Quand son âge le lui permit, Joseph fut envoyé à Jérusalem pour y étudier à l’école du célèbre Gamaliel, ce fameux docteur en Israël qui, selon les traditions talmudiques, « emporta dans le tombeau l’honneur de la loi ».
L’illustre rabbi comptait de nombreux disciples. A leur tête, un jeune Cilicien, nommé Saul, se distinguait par son zèle, sa science et la pureté de sa vie. On le voyait tous les jours au Temple avec Etienne, le futur diacre, qui devait répandre le premier son sang pour Jésus-Christ. Joseph était à peu près de leur âge. Il se lia avec eux d’une étroite amitié.
Joseph s’attache aux pas du divin Maître.
Cependant, le Sauveur commençait à remplir la Judée de ses prodiges.
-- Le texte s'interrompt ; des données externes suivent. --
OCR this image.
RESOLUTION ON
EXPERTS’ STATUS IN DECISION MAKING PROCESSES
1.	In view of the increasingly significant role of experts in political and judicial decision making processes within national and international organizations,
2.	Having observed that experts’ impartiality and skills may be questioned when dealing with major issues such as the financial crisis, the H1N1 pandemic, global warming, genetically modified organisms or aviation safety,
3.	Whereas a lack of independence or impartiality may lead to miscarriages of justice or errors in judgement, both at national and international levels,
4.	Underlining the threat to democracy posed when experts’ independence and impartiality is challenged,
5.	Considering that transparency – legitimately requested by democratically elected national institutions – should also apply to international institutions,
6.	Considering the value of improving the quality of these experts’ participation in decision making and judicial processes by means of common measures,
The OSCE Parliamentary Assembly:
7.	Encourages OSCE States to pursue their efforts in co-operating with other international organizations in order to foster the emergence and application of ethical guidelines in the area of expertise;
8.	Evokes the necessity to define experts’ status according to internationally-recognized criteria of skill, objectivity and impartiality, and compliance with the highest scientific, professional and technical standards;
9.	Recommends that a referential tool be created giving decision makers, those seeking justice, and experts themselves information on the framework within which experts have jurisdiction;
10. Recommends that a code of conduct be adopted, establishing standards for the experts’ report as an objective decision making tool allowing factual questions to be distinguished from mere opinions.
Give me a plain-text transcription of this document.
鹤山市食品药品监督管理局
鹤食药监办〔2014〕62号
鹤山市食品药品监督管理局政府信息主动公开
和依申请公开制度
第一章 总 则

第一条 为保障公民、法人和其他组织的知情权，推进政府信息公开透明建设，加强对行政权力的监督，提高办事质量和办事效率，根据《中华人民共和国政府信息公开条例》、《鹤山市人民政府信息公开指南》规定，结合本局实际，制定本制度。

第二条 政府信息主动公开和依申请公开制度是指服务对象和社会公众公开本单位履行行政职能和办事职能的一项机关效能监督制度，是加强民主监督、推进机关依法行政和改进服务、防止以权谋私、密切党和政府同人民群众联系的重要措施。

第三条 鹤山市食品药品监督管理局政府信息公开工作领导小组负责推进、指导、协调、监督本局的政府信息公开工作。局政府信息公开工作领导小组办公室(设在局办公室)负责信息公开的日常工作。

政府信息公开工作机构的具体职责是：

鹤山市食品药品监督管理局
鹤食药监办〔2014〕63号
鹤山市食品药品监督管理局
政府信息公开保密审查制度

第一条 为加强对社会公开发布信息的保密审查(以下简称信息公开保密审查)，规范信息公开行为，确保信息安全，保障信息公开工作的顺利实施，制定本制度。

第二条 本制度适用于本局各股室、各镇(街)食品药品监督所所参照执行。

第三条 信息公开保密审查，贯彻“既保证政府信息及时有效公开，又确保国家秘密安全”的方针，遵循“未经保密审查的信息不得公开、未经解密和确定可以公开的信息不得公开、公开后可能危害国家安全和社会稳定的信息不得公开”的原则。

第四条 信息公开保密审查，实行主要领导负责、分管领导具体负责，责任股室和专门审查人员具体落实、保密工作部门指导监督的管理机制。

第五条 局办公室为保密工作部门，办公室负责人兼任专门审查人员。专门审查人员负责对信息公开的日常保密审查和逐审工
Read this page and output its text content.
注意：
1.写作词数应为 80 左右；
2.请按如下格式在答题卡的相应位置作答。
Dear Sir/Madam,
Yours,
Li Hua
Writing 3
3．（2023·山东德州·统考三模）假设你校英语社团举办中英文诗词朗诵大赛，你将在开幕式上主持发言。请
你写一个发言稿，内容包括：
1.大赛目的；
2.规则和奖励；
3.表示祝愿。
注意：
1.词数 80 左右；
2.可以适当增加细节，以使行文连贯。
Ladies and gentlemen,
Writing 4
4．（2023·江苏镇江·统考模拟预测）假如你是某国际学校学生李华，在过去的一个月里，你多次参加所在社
D’après les traditions des Eglises orientales, le jeune lévite eut l’occasion de l’entendre parler dans le Temple, et il fut ravi de la doctrine de ce nouveau Maître, dont on disait que « nul n’avait parlé comme cet homme ». Le miracle de la piscine probatique auquel il assista ne lui laissa plus de doute : il eut foi en la mission de Jésus-Christ, et fut désormais un de ses ardents admirateurs.
II courut faire part de ce qu’il avait vu et entendu à sa tante Marie, mère de Jean-Marc. A sa parole, toute la famille crut a Jésus, et cette sainte maison devint l’asile du Sauveur à Jérusalem.
Joseph reçoit de saint Pierre le nom de Barnabé.
Après la Pentecôte, Joseph fut un des premiers à donner l’exemple de ce détachement admirable qui faisait dire à saint Jean Chrysostome que l’Eglise de Jérusalem offrait à son berceau le spectacle de la république des anges. Il est expressément nommé dans les Actes comme « ayant vendu tous ses biens pour en apporter le prix aux pieds des apôtres ». [1] Son désintéressement fut bientôt imité par la multitude des fidèles. Il convenait que Barnabé, qui devait un jour porter lui aussi le titre d’apôtre, pût dire comme les Douze : « Voici que nous avons tout quitté pour vous suivre. » C’est pour ce motif, sans doute, que l’Esprit-Saint cite son nom parmi ceux qui renonçaient à tout ce qu’ils possédaient.
Cet élan de générosité volontaire remplissait de consolation le cœur des apôtres, et augmenta leur affection pour Joseph, auquel ils donnèrent le surnom de Barnabé, c’est-à-dire, fils de consolation, ou encore fils de l’exhortation, hébraïsme qui signifie : celui qui a le don d’exhorter. C’est sous ce beau nom que le monde entier vénère le compagnon de saint Paul.
Saint Barnabé présente aux apôtres Paul converti.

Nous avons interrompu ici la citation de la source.